Le 3 décembre 2012, notre Église Gallicane fêtera une date importante de son histoire contemporaine : le 129ème anniversaire du Décret du 3 décembre 1883.

Ce jour-là, le Président de la République Jules Grévy (1807-1891) et le Ministre de l’Intérieur Pierre Waldeck-Rousseau (1846-1904) signaient un Décret autorisant les membres du Conseil de direction de l’Église Gallicane fondée par l’Abbé Hyacinthe Loyson (1827-1912) à ouvrir au culte leur chapelle alors située au numéro 3 de la rue d’Arras à Paris.

Dans une France encore régie, rappelons-le, par le cadre strict du régime concordataire, comment l’Abbé Loyson et ses fidèles obtinrent-ils cette autorisation ?

Pour voir la photo en plein écran cliquer ici

Pour voir la photo en plein écran cliquer ici

Juridiquement d’abord, elle se fonda sur l’article 3 du Décret du 19 mars 1859 portant sur les autorisations demandées pour l’exercice public des cultes non reconnus par l’État. Le voici :

- « Si une autorisation est demandée pour l’exercice public d’un culte non reconnu par l’État, cette autorisation sera donnée par nous, en Conseil d’État, sur le rapport de notre Ministre de l’Intérieur, après avis de notre Ministre des Cultes. Les réunions ainsi autorisées pour l’exercice public d’un culte non reconnu par l’État sont soumises aux règles générales consacrées par les articles 4, 32 et 52 de la loi du 18 germinal an X (articles organiques du culte catholique) et 2 de la même loi (articles organiques des cultes protestants). Nos préfets continueront de donner, dans le même cas, les autorisations qui seront demandées pour des réunions accidentelles de ces cultes. »

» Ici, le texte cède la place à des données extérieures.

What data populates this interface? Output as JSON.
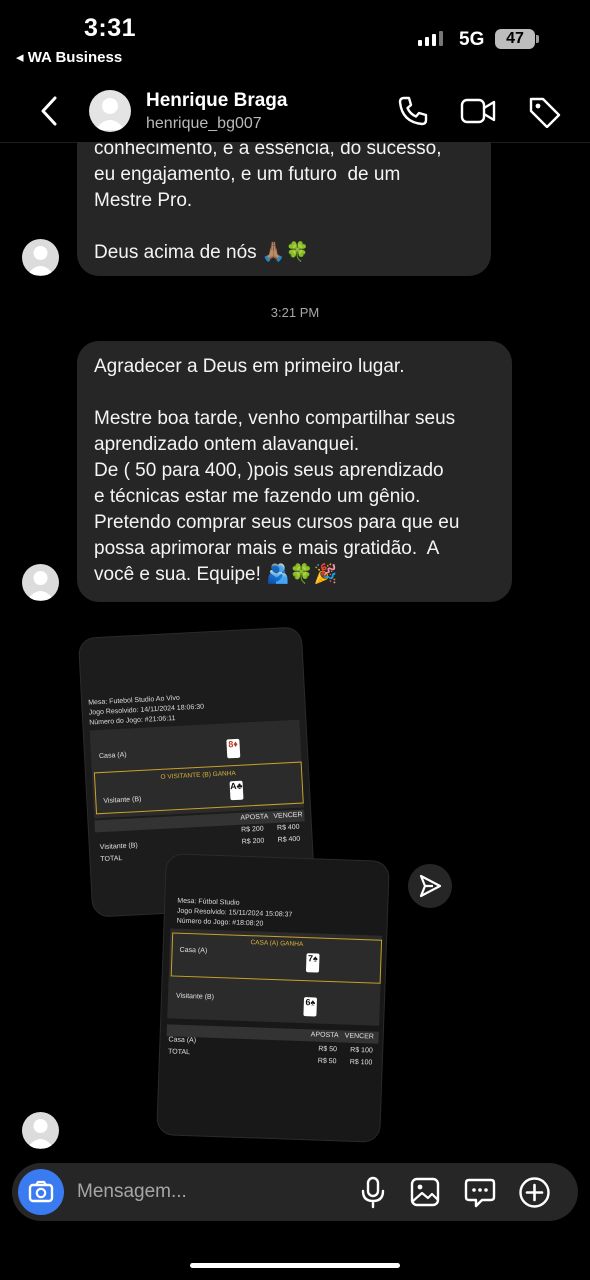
{
  "status_bar": {
    "time": "3:31",
    "back_app": "◂ WA Business",
    "network": "5G",
    "battery": "47"
  },
  "header": {
    "name": "Henrique Braga",
    "username": "henrique_bg007"
  },
  "messages": [
    {
      "text": "conhecimento, e a essência, do sucesso,\neu engajamento, e um futuro  de um\nMestre Pro.\n\nDeus acima de nós 🙏🏽🍀"
    },
    {
      "text": "Agradecer a Deus em primeiro lugar.\n\nMestre boa tarde, venho compartilhar seus\naprendizado ontem alavanquei.\nDe ( 50 para 400, )pois seus aprendizado\ne técnicas estar me fazendo um gênio.\nPretendo comprar seus cursos para que eu\npossa aprimorar mais e mais gratidão.  A\nvocê e sua. Equipe! 🫂🍀🎉"
    }
  ],
  "timestamp": "3:21 PM",
  "receipts": [
    {
      "mesa": "Mesa: Futebol Studio Ao Vivo",
      "jogo_resolvido": "Jogo Resolvido: 14/11/2024 18:06:30",
      "numero": "Número do Jogo: #21:06:11",
      "home_label": "Casa (A)",
      "home_card": "8♦",
      "away_label": "Visitante (B)",
      "away_card": "A♣",
      "banner": "O VISITANTE (B) GANHA",
      "col_aposta": "APOSTA",
      "col_vencer": "VENCER",
      "bet_row_label": "Visitante (B)",
      "bet_aposta": "R$ 200",
      "bet_vencer": "R$ 400",
      "total_label": "TOTAL",
      "total_aposta": "R$ 200",
      "total_vencer": "R$ 400"
    },
    {
      "mesa": "Mesa: Fútbol Studio",
      "jogo_resolvido": "Jogo Resolvido: 15/11/2024 15:08:37",
      "numero": "Número do Jogo: #18:08:20",
      "home_label": "Casa (A)",
      "home_card": "7♠",
      "away_label": "Visitante (B)",
      "away_card": "6♠",
      "banner": "CASA (A) GANHA",
      "col_aposta": "APOSTA",
      "col_vencer": "VENCER",
      "bet_row_label": "Casa (A)",
      "bet_aposta": "R$ 50",
      "bet_vencer": "R$ 100",
      "total_label": "TOTAL",
      "total_aposta": "R$ 50",
      "total_vencer": "R$ 100"
    }
  ],
  "composer": {
    "placeholder": "Mensagem..."
  },
  "colors": {
    "background": "#000000",
    "bubble": "#262626",
    "camera_button": "#3a7bf2",
    "gold_banner": "#c9a227"
  },
  "icons": [
    "back-chevron-icon",
    "phone-icon",
    "video-icon",
    "tag-icon",
    "send-icon",
    "camera-icon",
    "microphone-icon",
    "gallery-icon",
    "sticker-icon",
    "plus-icon"
  ]
}
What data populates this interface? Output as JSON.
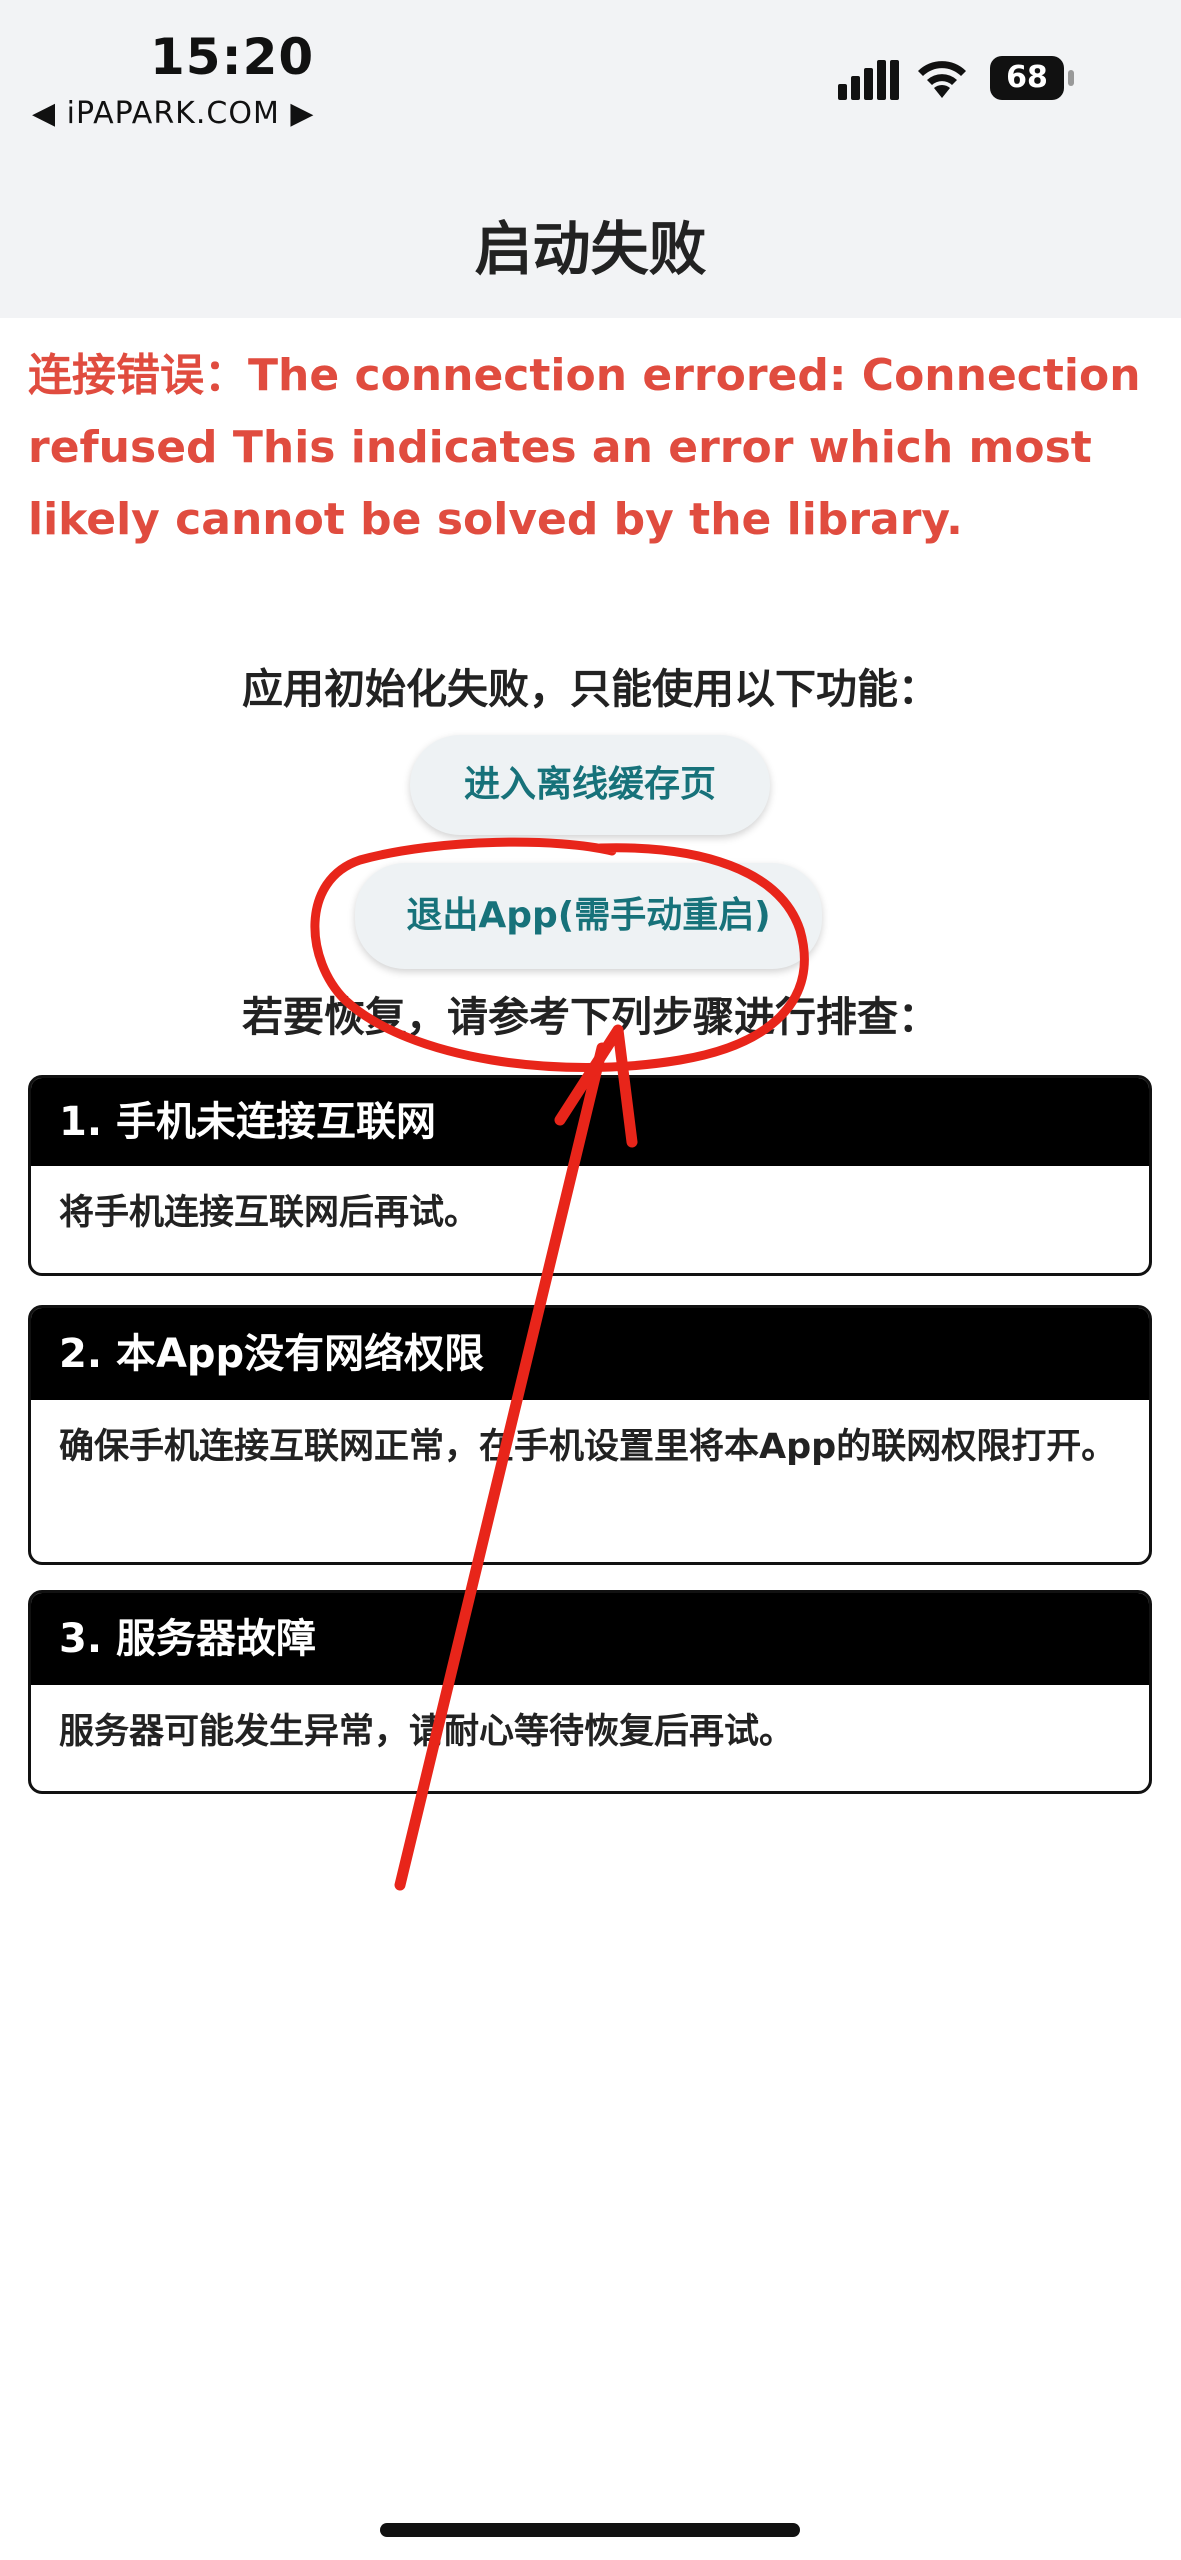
{
  "status_bar": {
    "time": "15:20",
    "back_label": "◀ iPAPARK.COM ▶",
    "battery_level": "68"
  },
  "nav": {
    "title": "启动失败"
  },
  "error": {
    "message": "连接错误：The connection errored: Connection refused This indicates an error which most likely cannot be solved by the library."
  },
  "init_failed_text": "应用初始化失败，只能使用以下功能：",
  "buttons": {
    "offline_cache": "进入离线缓存页",
    "exit_app": "退出App(需手动重启)"
  },
  "recover_text": "若要恢复，请参考下列步骤进行排查：",
  "cards": [
    {
      "title": "1. 手机未连接互联网",
      "body": "将手机连接互联网后再试。"
    },
    {
      "title": "2. 本App没有网络权限",
      "body": "确保手机连接互联网正常，在手机设置里将本App的联网权限打开。"
    },
    {
      "title": "3. 服务器故障",
      "body": "服务器可能发生异常，请耐心等待恢复后再试。"
    }
  ],
  "colors": {
    "error_red": "#e04c3f",
    "button_text_teal": "#17727a",
    "annotation_red": "#e8251a"
  }
}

Politiquement ensuite, elle ne fut rendue possible que parce que le pouvoir de l’époque connaissait parfaitement qui était l’Abbé Loyson : un brillant prédicateur, un grand orateur, un excellent théologien et un sérieux réformateur catholique.

Enfin, elle fut aussi due aux propres manœuvres de l’Abbé Loyson qui avait particulièrement à cœur de l’obtenir. En témoigne la missive ci-dessous qu’il adressa au Ministre de l’Intérieur Waldeck-Rousseau le 28 juin 1883 ; une lettre autographe signée inédite que je suis heureux de vous faire partager et que je conserve pieusement dans mes archives personnelles.

En voici la retranscription intégrale :

« Neuilly près Paris, le 28 Juin 1883. Boulevard d’Inkermann, 29

Monsieur le Ministre,

Vous avez bien voulu m’autoriser à vous revoir très prochainement au sujet de la Société civile que nous désirons fonder pour la réforme morale et religieuse en France. Une circonstance particulière m’engage à hâter encore cette entrevue. Je veux parler de l’échéance du bail de notre chapelle de la rue d’Arras. Si nous ne prévenons pas le propriétaire avant samedi, 30 juin, dans la matinée, nous nous trouverons engagés de nouveau pour une période de trois années et pour une somme de dix-huit-mille francs, ce qui est considérable, eu égard à nos ressources limitées et précaires. Vous avez bien voulu me dire, Monsieur le Ministre, que vous vous renseigneriez au sujet des locaux dont, peut-être, il pourrait être disposé en notre faveur, après que nous aurions été reconnus. Si je pouvais avoir à cet égard une assurance de votre part, je résilierais immédiatement notre bail, qui nous laisse d’ailleurs jusqu’au 1er janvier prochain la jouissance du lieu consacré à notre culte.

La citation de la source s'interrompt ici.